ACTUAL SITUAÇÃO DA PLATAFORMA ONLYFANS NA CHINA
Entre Sujeição a Bloqueio Total, Censura Feroz e Riscos de Prisão
A plataforma que mudou a economia do conteúdo adulto no Ocidente tornou-se um símbolo de tensão com o regime chinês. O que pouca gente conta é que, por breves semanas em finais de 2024, o OnlyFans ficou acessível sem VPN dentro da China – e o governo reagiu com uma repressão ainda mais severa em meados de 2025.
Os chineses em todos casos, são conhecidos como uma daquelas tradições conservadoras e rígidas na manutenção e preservação dos seus aspectos ambientais e culturais. Embora a modernidade impera mais misturas e conexões entre povos e culturas, no âmbito científico ou até comercial, serpenteando na tecnologia e técnicas mais ousadas, a China dificilmente se deixa levar e o resultado: um bloqueio técnico e legal que transforma qualquer tentativa de acesso num risco real de prisão.
O breve “acidente” de 2024 que aterrorizou Pequim
Entre Novembro e Dezembro de 2024, utilizadores chineses reportaram que o OnlyFans abria directamente, sem recorrer à Grande Muralha de Fogo. A notícia viralizou nas redes sociais locais, com ironia pesada: “É o novo programa de emprego jovem”, gracejavam muitos, referindo-se à crise económica.
Especialistas em censura apontam duas explicações prováveis:
· Falha técnica na lista de bloqueios dinâmicos da Great Firewall.
· Teste não autorizado por parte de um fornecedor de serviços.
Qualquer que seja a causa, o governo chinês agiu rápido. Em Janeiro de 2025, o acesso foi novamente cortado. E em Julho de 2025 veio o golpe final.

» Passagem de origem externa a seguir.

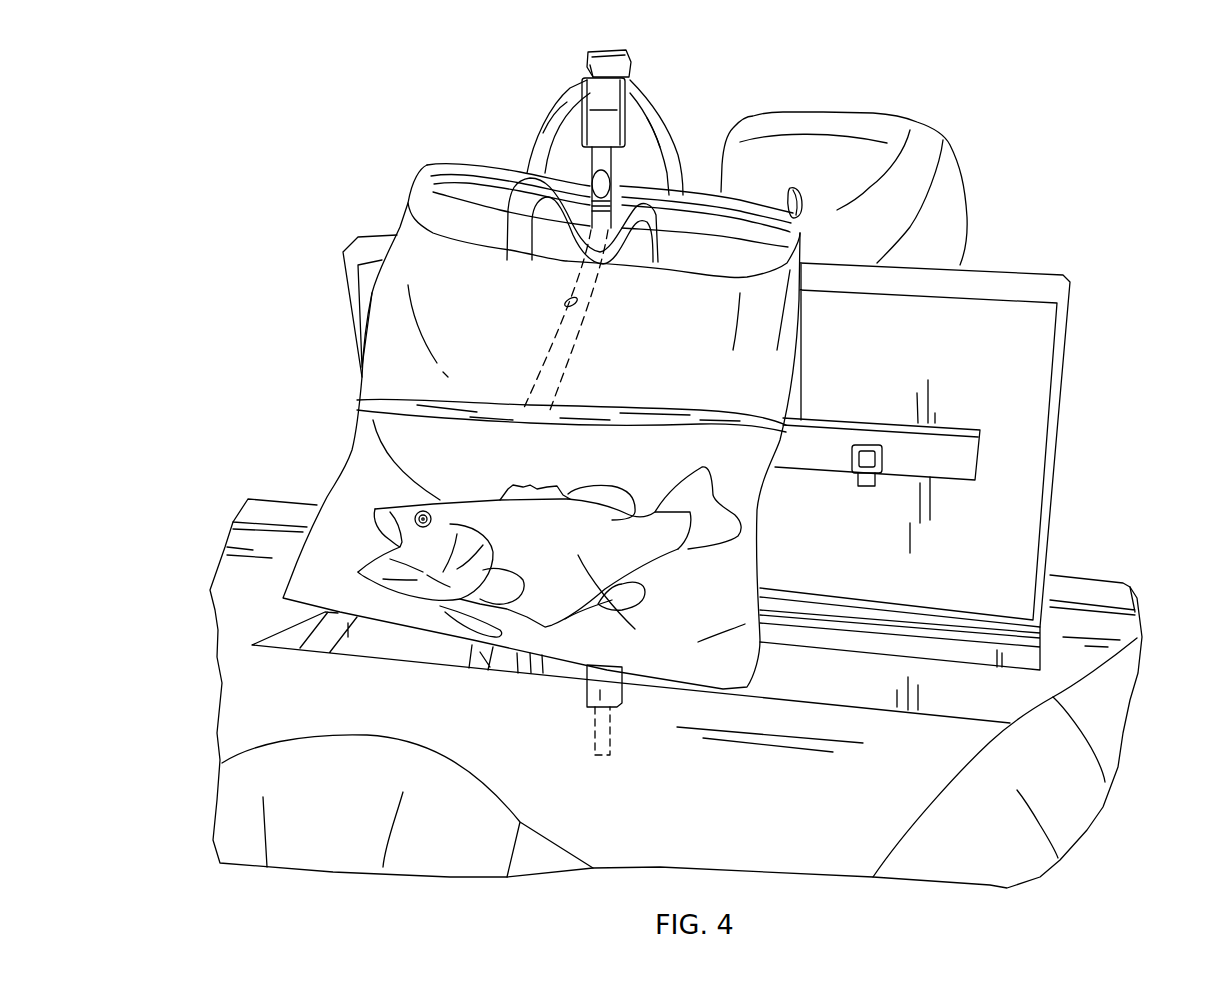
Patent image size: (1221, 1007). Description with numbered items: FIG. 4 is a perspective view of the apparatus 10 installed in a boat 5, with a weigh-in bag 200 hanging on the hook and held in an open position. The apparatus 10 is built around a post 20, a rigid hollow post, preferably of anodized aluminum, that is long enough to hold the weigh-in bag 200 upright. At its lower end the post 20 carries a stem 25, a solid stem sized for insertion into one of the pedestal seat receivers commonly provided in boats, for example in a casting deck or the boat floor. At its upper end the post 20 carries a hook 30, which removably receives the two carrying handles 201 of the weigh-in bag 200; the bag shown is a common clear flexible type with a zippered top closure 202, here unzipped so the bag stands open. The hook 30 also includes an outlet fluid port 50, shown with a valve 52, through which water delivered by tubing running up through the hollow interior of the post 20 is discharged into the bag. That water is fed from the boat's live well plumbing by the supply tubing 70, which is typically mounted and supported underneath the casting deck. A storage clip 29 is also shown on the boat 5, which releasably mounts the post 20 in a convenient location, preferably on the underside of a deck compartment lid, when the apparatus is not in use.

The boat 5 is at (1107, 592).
The apparatus 10 is at (509, 96).
The post 20 is at (604, 699).
The stem 25 is at (593, 743).
The storage clip 29 is at (853, 480).
The hook 30 is at (632, 58).
The outlet fluid port 50 is at (541, 283).
The valve 52 is at (596, 182).
The supply tubing 70 is at (484, 652).
The weigh-in bag 200 is at (357, 401).
The handles 201 is at (658, 147).
The zippered top closure 202 is at (792, 195).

2025: O reforço do bloqueio e a caça às VPNs
A 15 de Julho de 2025, a Administração do Ciberespaço da China (CAC) emitiu uma directiva explícita que vai muito além do simples “site bloqueado”:
· Proibição total de qualquer bypass: usar VPN, proxy ou Tor para aceder ao OnlyFans passou a ser considerado “crime informático agravado”.
· Perseguição a sistemas de pagamento – transacções em criptomoedas ou cartões estrangeiros são monitorizadas e rastreadas.

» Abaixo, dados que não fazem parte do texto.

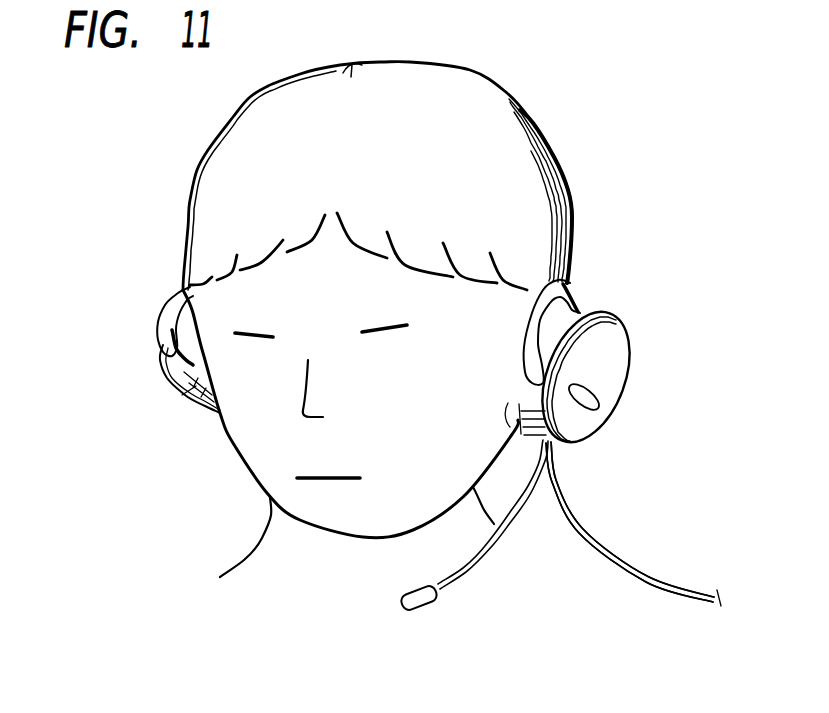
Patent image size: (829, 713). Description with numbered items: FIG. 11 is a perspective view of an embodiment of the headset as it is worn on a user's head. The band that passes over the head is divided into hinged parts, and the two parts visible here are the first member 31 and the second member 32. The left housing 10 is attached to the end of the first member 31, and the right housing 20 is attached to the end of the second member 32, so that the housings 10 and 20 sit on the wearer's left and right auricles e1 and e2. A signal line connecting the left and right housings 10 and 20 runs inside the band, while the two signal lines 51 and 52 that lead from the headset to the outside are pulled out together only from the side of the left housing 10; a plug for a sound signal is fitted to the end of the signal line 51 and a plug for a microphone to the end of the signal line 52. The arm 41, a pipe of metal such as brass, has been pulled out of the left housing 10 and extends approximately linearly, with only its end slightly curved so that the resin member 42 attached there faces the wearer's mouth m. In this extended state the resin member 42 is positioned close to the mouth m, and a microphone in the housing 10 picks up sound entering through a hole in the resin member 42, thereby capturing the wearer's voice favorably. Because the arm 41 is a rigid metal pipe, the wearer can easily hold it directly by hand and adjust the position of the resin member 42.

The left housing 10 is at (627, 367).
The right housing 20 is at (157, 327).
The first member 31 is at (577, 297).
The second member 32 is at (180, 293).
The arm 41 is at (503, 541).
The resin member 42 is at (428, 601).
The signal line 51 is at (663, 577).
The signal line 52 is at (635, 522).
The auricle e1 is at (600, 284).
The auricle e2 is at (151, 266).
The mouth m is at (347, 482).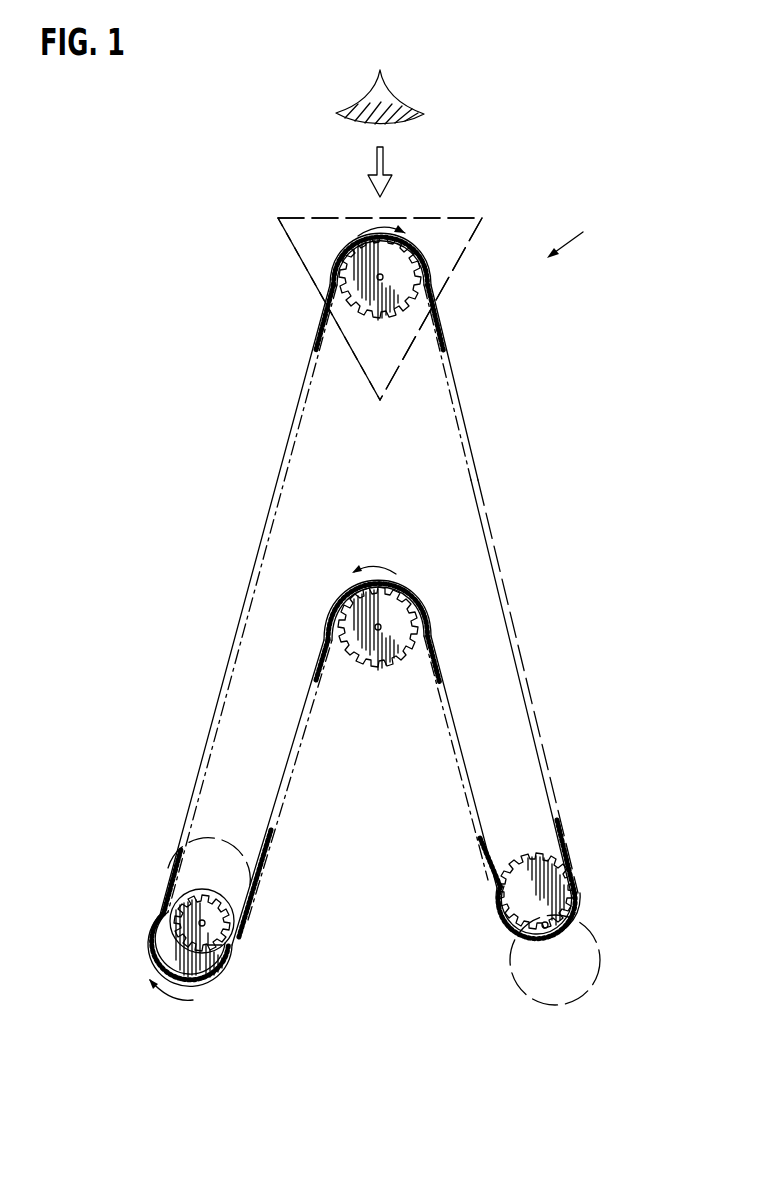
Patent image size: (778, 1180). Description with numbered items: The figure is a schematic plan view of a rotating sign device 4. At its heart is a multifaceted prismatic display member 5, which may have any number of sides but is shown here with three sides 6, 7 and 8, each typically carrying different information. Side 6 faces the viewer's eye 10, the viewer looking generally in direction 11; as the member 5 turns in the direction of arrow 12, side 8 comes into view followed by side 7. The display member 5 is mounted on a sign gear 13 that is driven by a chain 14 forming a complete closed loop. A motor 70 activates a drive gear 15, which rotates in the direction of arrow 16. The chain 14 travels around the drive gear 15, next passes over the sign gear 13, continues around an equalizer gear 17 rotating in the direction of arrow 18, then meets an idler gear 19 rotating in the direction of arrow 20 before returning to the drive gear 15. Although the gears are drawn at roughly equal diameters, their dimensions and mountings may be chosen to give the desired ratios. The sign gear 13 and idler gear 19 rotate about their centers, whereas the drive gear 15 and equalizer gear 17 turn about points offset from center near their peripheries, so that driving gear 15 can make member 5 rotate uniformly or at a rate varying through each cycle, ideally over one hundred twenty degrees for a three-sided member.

The device 4 is at (576, 234).
The multifaceted prismatic display member 5 is at (478, 226).
The side 6 is at (412, 220).
The side 7 is at (441, 293).
The side 8 is at (313, 289).
The viewer's eye 10 is at (389, 100).
The direction 11 is at (382, 150).
The arrow 12 is at (370, 227).
The sign gear 13 is at (380, 306).
The chain 14 is at (474, 477).
The drive gear 15 is at (156, 942).
The arrow 16 is at (172, 999).
The equalizer gear 17 is at (498, 922).
The arrow 18 is at (580, 912).
The idler gear 19 is at (378, 668).
The arrow 20 is at (392, 563).
The motor 70 is at (211, 895).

· Multas pesadas e penas de prisão – criadores de conteúdo que tentem operar a partir da China enfrentam até 10 anos de reclusão, por “produção e difusão de material obsceno”.
Na prática, o OnlyFans tornou-se um território digital minado para qualquer cidadão chinês.
Porque é que o regime tem tanto medo?
A justificação oficial é a “protecção dos valores socialistas fundamentais” e o combate à pornografia – ilegal no país desde 1954. Mas analistas independentes apontam outras razões:
· Concorrência ideológica: o OnlyFans representa um modelo económico baseado na liberdade individual e no corpo como capital, algo que o Partido Comunista Chinês considera uma “influência ocidental decadente”.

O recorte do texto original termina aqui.